You can apply different WHERE clauses to each part of the UNION. This is particularly useful when you need to pull specific, different subsets of data into one report. For instance, if you only want HR staff from the first table and specific IT staff from the second:

SELECT name, department
FROM employees_1
WHERE department = 'HR'
UNION
SELECT name, department
FROM employees_2
WHERE department = 'IT' AND name LIKE 'S%';

Output:

name department
John HR
Alice HR
Sarah IT

 

Using UNION ALL

The UNION ALL operator works exactly like UNION, but it skips the duplicate removal step. If "John" appeared in both tables, UNION ALL would show him twice.
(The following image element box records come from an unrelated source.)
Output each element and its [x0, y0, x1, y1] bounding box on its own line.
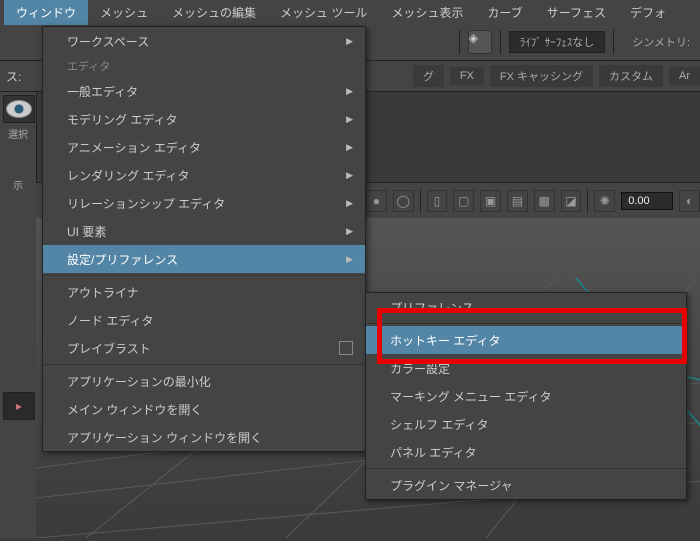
gate-icon[interactable]: ▯ [427, 190, 448, 212]
menuitem-outliner[interactable]: アウトライナ [43, 278, 365, 306]
ring-icon[interactable]: ◯ [393, 190, 414, 212]
toolbox-left: 選択 示 ▸ [0, 92, 37, 538]
submenu-plugin-manager[interactable]: プラグイン マネージャ [366, 471, 686, 499]
menuitem-general-editors[interactable]: 一般エディタ [43, 77, 365, 105]
menu-deform[interactable]: デフォ [618, 0, 678, 25]
toolbar-separator [459, 30, 460, 54]
toolbar-separator [587, 189, 588, 213]
shelf-tab-fxcache[interactable]: FX キャッシング [490, 65, 593, 87]
menu-surfaces[interactable]: サーフェス [535, 0, 618, 25]
menuitem-playblast[interactable]: プレイブラスト [43, 334, 365, 362]
menu-separator [366, 468, 686, 469]
gamma-icon[interactable]: ◐ [679, 190, 700, 212]
playblast-optionbox-icon[interactable] [339, 341, 353, 355]
menuitem-animation-editors[interactable]: アニメーション エディタ [43, 133, 365, 161]
menuitem-node-editor[interactable]: ノード エディタ [43, 306, 365, 334]
menuitem-minimize-app[interactable]: アプリケーションの最小化 [43, 367, 365, 395]
menuitem-rendering-editors[interactable]: レンダリング エディタ [43, 161, 365, 189]
menu-mesh-display[interactable]: メッシュ表示 [379, 0, 475, 25]
menu-mesh-tools[interactable]: メッシュ ツール [268, 0, 379, 25]
live-surface-combo[interactable]: ﾗｲﾌﾞ ｻｰﾌｪｽなし [509, 31, 606, 53]
toolbar-separator [613, 30, 614, 54]
shelf-tab-fx[interactable]: FX [450, 67, 484, 85]
eye-icon[interactable] [3, 95, 35, 123]
shelf-tab-custom[interactable]: カスタム [599, 65, 663, 87]
window-menu-dropdown: ワークスペース エディタ 一般エディタ モデリング エディタ アニメーション エ… [42, 26, 366, 452]
exposure-field[interactable] [621, 192, 673, 210]
menu-header-editors: エディタ [43, 55, 365, 77]
shelf-leading: ス: [6, 68, 21, 85]
menubar: ウィンドウ メッシュ メッシュの編集 メッシュ ツール メッシュ表示 カーブ サ… [0, 0, 700, 24]
iso-icon[interactable]: ▣ [480, 190, 501, 212]
menuitem-workspace[interactable]: ワークスペース [43, 27, 365, 55]
playblast-icon[interactable]: ▸ [3, 392, 35, 420]
menu-edit-mesh[interactable]: メッシュの編集 [160, 0, 268, 25]
menuitem-raise-app[interactable]: アプリケーション ウィンドウを開く [43, 423, 365, 451]
menu-mesh[interactable]: メッシュ [88, 0, 160, 25]
flat-icon[interactable]: ◪ [561, 190, 582, 212]
toolbar-separator [500, 30, 501, 54]
submenu-color-settings[interactable]: カラー設定 [366, 354, 686, 382]
submenu-shelf-editor[interactable]: シェルフ エディタ [366, 410, 686, 438]
select-label: 選択 [0, 126, 36, 141]
menu-separator [366, 323, 686, 324]
symmetry-label[interactable]: シンメトリ: [622, 32, 700, 52]
exposure-icon[interactable]: ✺ [594, 190, 615, 212]
circle-icon[interactable]: ● [366, 190, 387, 212]
submenu-hotkey-editor[interactable]: ホットキー エディタ [366, 326, 686, 354]
menuitem-settings-preferences[interactable]: 設定/プリファレンス [43, 245, 365, 273]
settings-submenu: プリファレンス ホットキー エディタ カラー設定 マーキング メニュー エディタ… [365, 292, 687, 500]
menu-curves[interactable]: カーブ [475, 0, 534, 25]
menu-separator [43, 364, 365, 365]
submenu-preferences[interactable]: プリファレンス [366, 293, 686, 321]
menu-separator [43, 275, 365, 276]
menuitem-raise-main[interactable]: メイン ウィンドウを開く [43, 395, 365, 423]
submenu-marking-menu[interactable]: マーキング メニュー エディタ [366, 382, 686, 410]
display-label: 示 [0, 177, 36, 192]
wire-icon[interactable]: ▩ [534, 190, 555, 212]
menuitem-relationship-editors[interactable]: リレーションシップ エディタ [43, 189, 365, 217]
shelf-tab[interactable]: グ [413, 65, 444, 87]
menuitem-ui-elements[interactable]: UI 要素 [43, 217, 365, 245]
submenu-panel-editor[interactable]: パネル エディタ [366, 438, 686, 466]
snap-icon[interactable]: ◈ [468, 30, 492, 54]
menuitem-modeling-editors[interactable]: モデリング エディタ [43, 105, 365, 133]
shelf-tab-ar[interactable]: Ar [669, 67, 700, 85]
xray-icon[interactable]: ▤ [507, 190, 528, 212]
select-tool-icon[interactable]: ▢ [453, 190, 474, 212]
menu-window[interactable]: ウィンドウ [4, 0, 88, 25]
toolbar-separator [420, 189, 421, 213]
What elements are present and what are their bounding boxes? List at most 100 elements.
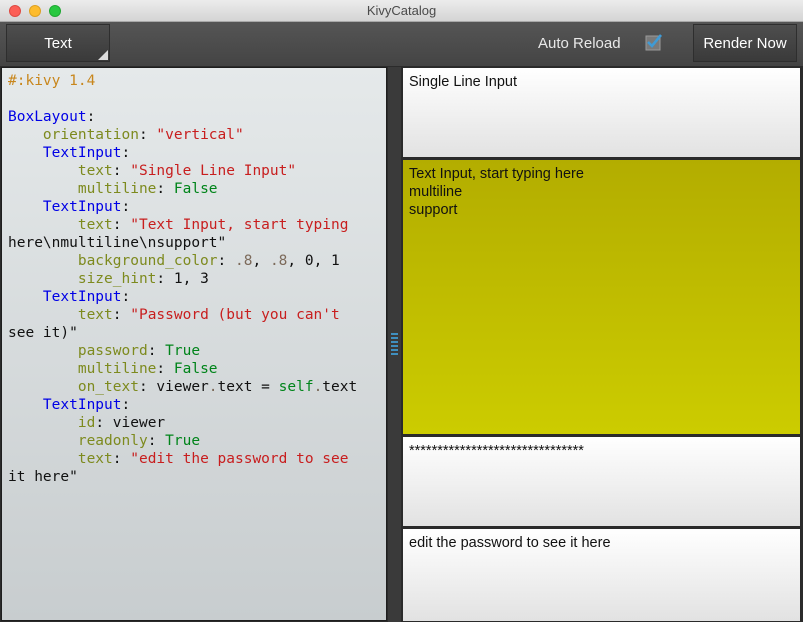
code-line: TextInput: (8, 144, 386, 162)
code-token: .8 (269, 253, 288, 269)
multiline-input[interactable]: Text Input, start typing here multiline … (402, 159, 801, 435)
code-token: : (112, 217, 131, 233)
code-line: orientation: "vertical" (8, 126, 386, 144)
code-line: see it)" (8, 324, 386, 342)
code-token: False (173, 361, 218, 377)
code-line: password: True (8, 342, 386, 360)
code-line: #:kivy 1.4 (8, 72, 386, 90)
code-token: text (77, 217, 113, 233)
code-line: TextInput: (8, 198, 386, 216)
code-line: text: "Password (but you can't (8, 306, 386, 324)
code-line: it here" (8, 468, 386, 486)
code-token: : (217, 253, 235, 269)
code-token: .8 (235, 253, 253, 269)
code-token: password (77, 343, 148, 359)
code-token: size_hint (77, 271, 157, 287)
code-token: True (165, 433, 201, 449)
code-token: BoxLayout (8, 109, 87, 125)
code-token: "Text Input, start typing (130, 217, 349, 233)
code-line: id: viewer (8, 414, 386, 432)
code-token: , (252, 253, 270, 269)
code-token: False (173, 181, 218, 197)
code-line: text: "edit the password to see (8, 450, 386, 468)
window-title: KivyCatalog (366, 3, 437, 18)
code-token: "vertical" (156, 127, 244, 143)
code-token: "Single Line Input" (130, 163, 297, 179)
single-line-input[interactable]: Single Line Input (402, 67, 801, 158)
code-token: here\nmultiline\nsupport" (8, 235, 227, 251)
code-token: it here" (8, 469, 78, 485)
splitter-grip-icon[interactable] (391, 333, 398, 355)
code-token: "edit the password to see (130, 451, 349, 467)
code-token: , 0, 1 (287, 253, 340, 269)
code-token: . (208, 379, 218, 395)
dropdown-corner-icon (98, 50, 108, 60)
code-token: : (121, 145, 131, 161)
code-token: : (121, 289, 131, 305)
code-token: text = (217, 379, 279, 395)
code-token: : 1, 3 (156, 271, 209, 287)
viewer-input[interactable]: edit the password to see it here (402, 528, 801, 622)
code-token: background_color (77, 253, 218, 269)
text-dropdown-button[interactable]: Text (6, 24, 110, 62)
code-token: TextInput (42, 199, 122, 215)
code-token: . (313, 379, 323, 395)
code-token: TextInput (42, 145, 122, 161)
code-line: multiline: False (8, 180, 386, 198)
code-line: size_hint: 1, 3 (8, 270, 386, 288)
code-line: multiline: False (8, 360, 386, 378)
splitter[interactable] (388, 67, 401, 622)
code-token: : (112, 163, 131, 179)
code-token: : (156, 361, 174, 377)
code-line: background_color: .8, .8, 0, 1 (8, 252, 386, 270)
code-token: : (156, 181, 174, 197)
code-token: : viewer (138, 379, 209, 395)
kv-code-editor[interactable]: #:kivy 1.4 BoxLayout: orientation: "verti… (1, 67, 387, 621)
code-line: TextInput: (8, 288, 386, 306)
code-token: : (112, 307, 131, 323)
code-token: "Password (but you can't (130, 307, 340, 323)
code-token: id (77, 415, 96, 431)
auto-reload-checkbox[interactable] (645, 33, 663, 51)
code-token: TextInput (42, 397, 122, 413)
text-dropdown-label: Text (44, 34, 72, 52)
code-token: on_text (77, 379, 139, 395)
code-token: : (121, 397, 131, 413)
code-token: : (147, 343, 166, 359)
code-token: text (322, 379, 358, 395)
code-token: orientation (42, 127, 139, 143)
code-token: #:kivy 1.4 (8, 73, 96, 89)
code-token: multiline (77, 181, 157, 197)
toolbar: Text Auto Reload Render Now (0, 22, 803, 66)
code-token: text (77, 163, 113, 179)
render-now-button[interactable]: Render Now (693, 24, 797, 62)
code-token: : (112, 451, 131, 467)
code-token: see it)" (8, 325, 78, 341)
code-line: on_text: viewer.text = self.text (8, 378, 386, 396)
code-line: readonly: True (8, 432, 386, 450)
password-input[interactable]: ******************************* (402, 436, 801, 527)
auto-reload-label: Auto Reload (538, 35, 621, 52)
code-line: text: "Single Line Input" (8, 162, 386, 180)
code-token: TextInput (42, 289, 122, 305)
code-line: TextInput: (8, 396, 386, 414)
code-token: : (138, 127, 157, 143)
code-line: here\nmultiline\nsupport" (8, 234, 386, 252)
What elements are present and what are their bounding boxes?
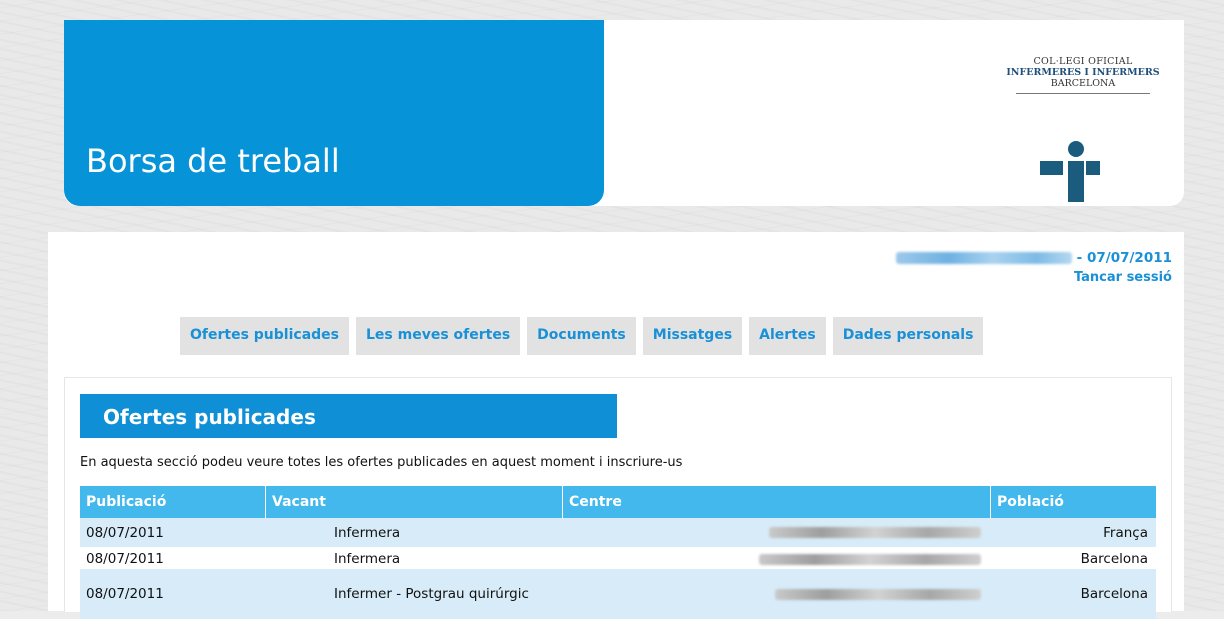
cell-vacant[interactable]: Infermer - Postgrau quirúrgic	[266, 569, 563, 619]
header-banner: Borsa de treball	[64, 20, 604, 206]
section-title: Ofertes publicades	[80, 394, 617, 438]
tab-missatges[interactable]: Missatges	[642, 317, 743, 355]
logout-link[interactable]: Tancar sessió	[1074, 270, 1172, 285]
logo-divider	[1016, 93, 1150, 94]
offers-table: Publicació Vacant Centre Població 08/07/…	[80, 486, 1156, 619]
section-intro: En aquesta secció podeu veure totes les …	[80, 455, 683, 470]
column-header-publicacio[interactable]: Publicació	[80, 486, 266, 518]
cell-place: França	[1103, 524, 1148, 541]
table-row[interactable]: 08/07/2011 Infermera Barcelona	[80, 547, 1156, 569]
cross-logo-icon	[1040, 141, 1100, 202]
tab-les-meves-ofertes[interactable]: Les meves ofertes	[356, 317, 521, 355]
tab-alertes[interactable]: Alertes	[749, 317, 826, 355]
cell-vacant[interactable]: Infermera	[266, 518, 563, 547]
offers-panel: Ofertes publicades En aquesta secció pod…	[64, 377, 1172, 619]
logo-text-line3: BARCELONA	[1050, 78, 1116, 89]
logo-text-line1: COL·LEGI OFICIAL	[1033, 56, 1133, 67]
site-title: Borsa de treball	[86, 142, 340, 180]
session-date: - 07/07/2011	[1071, 250, 1172, 266]
tab-documents[interactable]: Documents	[527, 317, 636, 355]
site-header: Borsa de treball COL·LEGI OFICIAL INFERM…	[64, 20, 1184, 206]
table-header: Publicació Vacant Centre Població	[80, 486, 1156, 518]
cell-place: Barcelona	[1080, 586, 1148, 602]
table-row[interactable]: 08/07/2011 Infermera França	[80, 518, 1156, 547]
column-header-poblacio[interactable]: Població	[991, 486, 1156, 518]
tab-dades-personals[interactable]: Dades personals	[832, 317, 984, 355]
cell-place: Barcelona	[1080, 551, 1148, 567]
cell-date: 08/07/2011	[86, 524, 164, 541]
table-row[interactable]: 08/07/2011 Infermer - Postgrau quirúrgic…	[80, 569, 1156, 619]
logo-text-line2: INFERMERES I INFERMERS	[1006, 67, 1160, 78]
column-header-centre[interactable]: Centre	[563, 486, 991, 518]
cell-centre-redacted	[563, 547, 991, 571]
session-info: - 07/07/2011	[895, 250, 1172, 266]
cell-date: 08/07/2011	[86, 551, 164, 567]
cell-date: 08/07/2011	[86, 586, 164, 602]
college-logo[interactable]: COL·LEGI OFICIAL INFERMERES I INFERMERS …	[996, 56, 1170, 202]
cell-centre-redacted	[563, 518, 991, 547]
user-name-redacted	[895, 252, 1072, 264]
main-tabs: Ofertes publicades Les meves ofertes Doc…	[180, 317, 984, 355]
cell-centre-redacted	[563, 569, 991, 619]
column-header-vacant[interactable]: Vacant	[266, 486, 563, 518]
tab-ofertes-publicades[interactable]: Ofertes publicades	[180, 317, 349, 355]
main-content: - 07/07/2011 Tancar sessió Ofertes publi…	[48, 232, 1184, 619]
cell-vacant[interactable]: Infermera	[266, 547, 563, 571]
table-body: 08/07/2011 Infermera França 08/07/2011 I…	[80, 518, 1156, 619]
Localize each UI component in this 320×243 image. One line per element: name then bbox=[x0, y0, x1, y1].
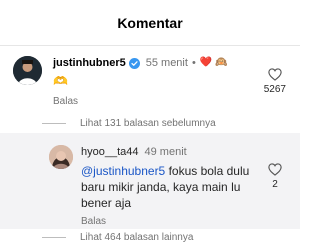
sheet-title: Komentar bbox=[117, 14, 183, 31]
highlighted-reply: hyoo__ta44 49 menit @justinhubner5 fokus… bbox=[0, 133, 300, 229]
divider-line bbox=[42, 237, 66, 238]
view-previous-replies-button[interactable]: Lihat 131 balasan sebelumnya bbox=[42, 118, 216, 129]
comments-sheet: Komentar justinhubner5 55 menit • ❤️ 🙉 🫶… bbox=[0, 0, 300, 243]
like-count: 5267 bbox=[263, 84, 286, 95]
view-replies-label: Lihat 131 balasan sebelumnya bbox=[80, 118, 216, 129]
reply-item: hyoo__ta44 49 menit @justinhubner5 fokus… bbox=[49, 145, 251, 227]
verified-badge-icon bbox=[128, 57, 140, 69]
like-button[interactable]: 5267 bbox=[264, 68, 286, 95]
heart-outline-icon bbox=[268, 68, 282, 81]
reply-meta: hyoo__ta44 49 menit bbox=[81, 145, 251, 159]
divider-line bbox=[42, 123, 66, 124]
avatar[interactable] bbox=[49, 145, 73, 169]
author-reaction-emojis: ❤️ 🙉 bbox=[199, 57, 228, 68]
comment-time: 55 menit bbox=[145, 57, 188, 69]
mention-link[interactable]: @justinhubner5 bbox=[81, 164, 165, 178]
meta-separator: • bbox=[191, 57, 196, 69]
avatar[interactable] bbox=[13, 56, 42, 85]
heart-outline-icon bbox=[268, 163, 282, 176]
view-more-label: Lihat 464 balasan lainnya bbox=[80, 232, 194, 243]
comment-item: justinhubner5 55 menit • ❤️ 🙉 🫶 Balas bbox=[0, 46, 300, 111]
reply-username[interactable]: hyoo__ta44 bbox=[81, 145, 139, 159]
view-more-replies-button[interactable]: Lihat 464 balasan lainnya bbox=[42, 232, 193, 243]
like-button[interactable]: 2 bbox=[268, 163, 282, 190]
avatar-image bbox=[13, 56, 42, 85]
like-count: 2 bbox=[272, 179, 278, 190]
avatar-image bbox=[49, 145, 73, 169]
reply-text-block: @justinhubner5 fokus bola dulu baru miki… bbox=[81, 163, 251, 211]
reply-button[interactable]: Balas bbox=[53, 96, 300, 107]
reply-time: 49 menit bbox=[144, 146, 187, 158]
reply-button[interactable]: Balas bbox=[81, 216, 251, 227]
reply-body: hyoo__ta44 49 menit @justinhubner5 fokus… bbox=[81, 145, 251, 227]
sheet-header: Komentar bbox=[0, 0, 300, 46]
comment-username[interactable]: justinhubner5 bbox=[53, 56, 126, 70]
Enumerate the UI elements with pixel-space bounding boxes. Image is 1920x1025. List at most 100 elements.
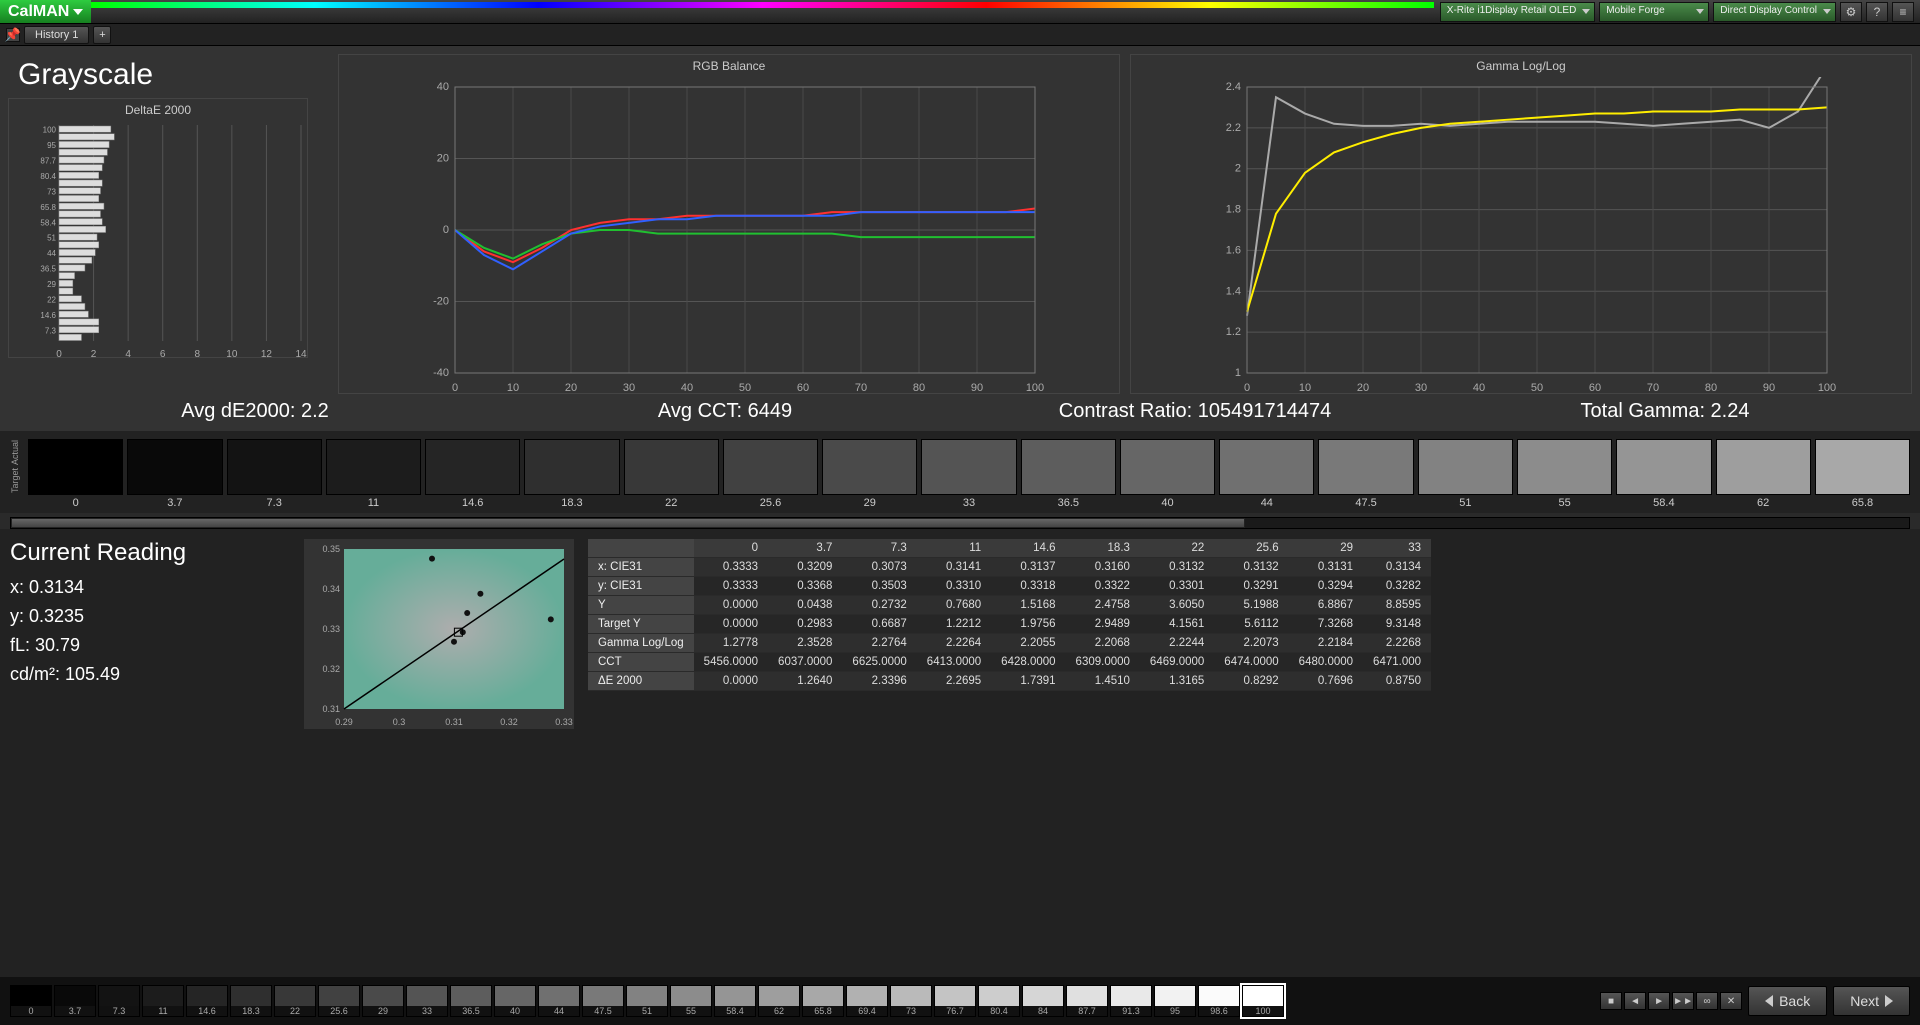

-- This will show every row from both tables, duplicates included.
SELECT name, department
FROM employees_1
UNION ALL
SELECT name, department
FROM employees_2;
Developer Tip: In real-world data engineering, UNION ALL is frequently used in Views to present multiple historical tables as one single table to the end user without the performance hit of a distinct check.

 

Summary

The UNION operator is an essential tool for merging data from multiple sources into a single result set. Use UNION when you need a clean list of unique values, and use UNION ALL when performance is a priority or when duplicates are expected and necessary. Always ensure that your column counts and data types align across all queries to prevent runtime errors.